A recent International Organization for Migration (IOM) report on climate-induced displacement in southern Iraq said that as of mid-June, more than 83,000 people are displaced because of drought conditions across 10 governorates in the country.
“The Global Environmental Outlook regional report for west Asia classified Iraq as the fifth most vulnerable country in the world to decreased water and food availability, extreme temperatures and associated health problems,” said Susan Sami al-Banaa, a UNDP consultant working on Iraq’s Nationally Determined Contributions (NDC) implementation plan.

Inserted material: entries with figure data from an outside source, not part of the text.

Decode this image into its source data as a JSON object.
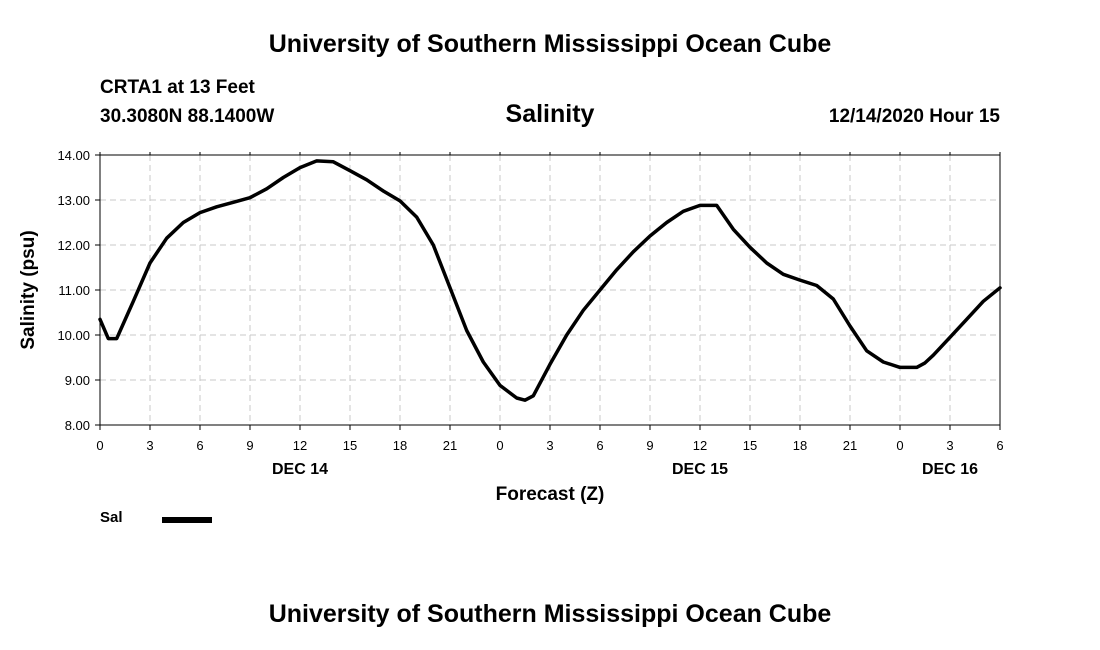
{
  "header": {
    "title": "University of Southern Mississippi Ocean Cube",
    "station": "CRTA1 at 13 Feet",
    "coords": "30.3080N 88.1400W",
    "variable": "Salinity",
    "datetime": "12/14/2020 Hour 15"
  },
  "footer": {
    "title": "University of Southern Mississippi Ocean Cube"
  },
  "chart_data": {
    "type": "line",
    "title": "Salinity",
    "xlabel": "Forecast (Z)",
    "ylabel": "Salinity (psu)",
    "ylim": [
      8.0,
      14.0
    ],
    "xlim": [
      0,
      54
    ],
    "grid": true,
    "yticks": [
      8,
      9,
      10,
      11,
      12,
      13,
      14
    ],
    "ytick_labels": [
      "8.00",
      "9.00",
      "10.00",
      "11.00",
      "12.00",
      "13.00",
      "14.00"
    ],
    "xticks": [
      0,
      3,
      6,
      9,
      12,
      15,
      18,
      21,
      24,
      27,
      30,
      33,
      36,
      39,
      42,
      45,
      48,
      51,
      54
    ],
    "xtick_labels": [
      "0",
      "3",
      "6",
      "9",
      "12",
      "15",
      "18",
      "21",
      "0",
      "3",
      "6",
      "9",
      "12",
      "15",
      "18",
      "21",
      "0",
      "3",
      "6"
    ],
    "date_labels": [
      {
        "x": 12,
        "label": "DEC 14"
      },
      {
        "x": 36,
        "label": "DEC 15"
      },
      {
        "x": 51,
        "label": "DEC 16"
      }
    ],
    "legend": {
      "position": "bottom-left",
      "entries": [
        "Sal"
      ]
    },
    "series": [
      {
        "name": "Sal",
        "color": "#000000",
        "x": [
          0,
          0.5,
          1,
          2,
          3,
          4,
          5,
          6,
          7,
          8,
          9,
          10,
          11,
          12,
          13,
          14,
          15,
          16,
          17,
          18,
          19,
          20,
          21,
          22,
          23,
          24,
          25,
          25.5,
          26,
          27,
          28,
          29,
          30,
          31,
          32,
          33,
          34,
          35,
          36,
          37,
          38,
          39,
          40,
          41,
          42,
          43,
          44,
          45,
          46,
          47,
          48,
          49,
          49.5,
          50,
          51,
          52,
          53,
          54
        ],
        "y": [
          10.35,
          9.92,
          9.92,
          10.75,
          11.6,
          12.15,
          12.5,
          12.72,
          12.85,
          12.95,
          13.05,
          13.25,
          13.5,
          13.72,
          13.87,
          13.85,
          13.65,
          13.45,
          13.2,
          12.98,
          12.62,
          12.0,
          11.05,
          10.1,
          9.4,
          8.88,
          8.6,
          8.55,
          8.65,
          9.35,
          10.0,
          10.55,
          11.0,
          11.45,
          11.85,
          12.2,
          12.5,
          12.75,
          12.88,
          12.88,
          12.35,
          11.95,
          11.6,
          11.35,
          11.22,
          11.1,
          10.8,
          10.2,
          9.65,
          9.4,
          9.28,
          9.28,
          9.38,
          9.55,
          9.95,
          10.35,
          10.75,
          11.05
        ]
      }
    ]
  }
}
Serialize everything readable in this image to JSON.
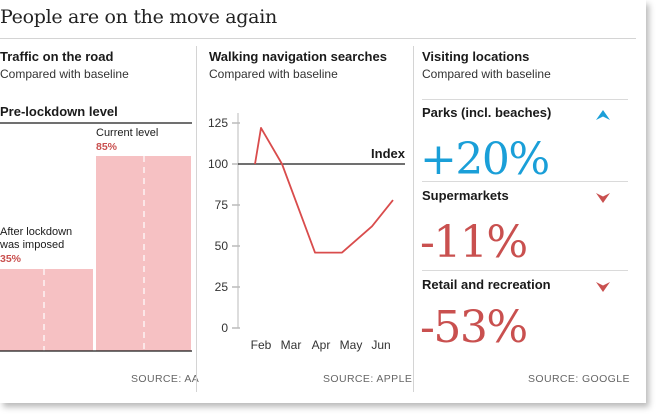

“The suffering of Iraqis during the summer is doubling, and this is not only because of the high temperatures, but also as a result of the unprecedented scarcity of water and the acute shortage of electric power generation,” she explained to Al Jazeera in Erbil.
After Iraq’s accession to the Paris Climate Agreement in 2021, the country submitted its first NDC, which includes promises to expand renewable energy technology, and a request for $100bn of investment by 2030 to implement the voluntary and non-binding commitments.
“The market for solar energy cells and environmentally friendly technologies is beginning to become more active inside Iraq, despite the many challenges it faces as a result of heat, dust and other economic obstacles,” al-Banaa added, although few Iraqis can afford such technology.
“We expect that there will be a promising market in the near future, as people are increasingly convinced of such radical solutions to the problem of electricity and water and the rise in temperatures as a result of climate change.”
Across the border, Iran this week declared a two-day holiday for public workers because of the high temperatures.
According to state media, approximately a thousand people received hospital treatment in Iran’s southeastern province of Sistan-Baluchistan because of a combination of heat and dust storms.
Iraq’s government also often resorts to granting workers holidays due to the heat, especially when temperatures exceed 50C (122F).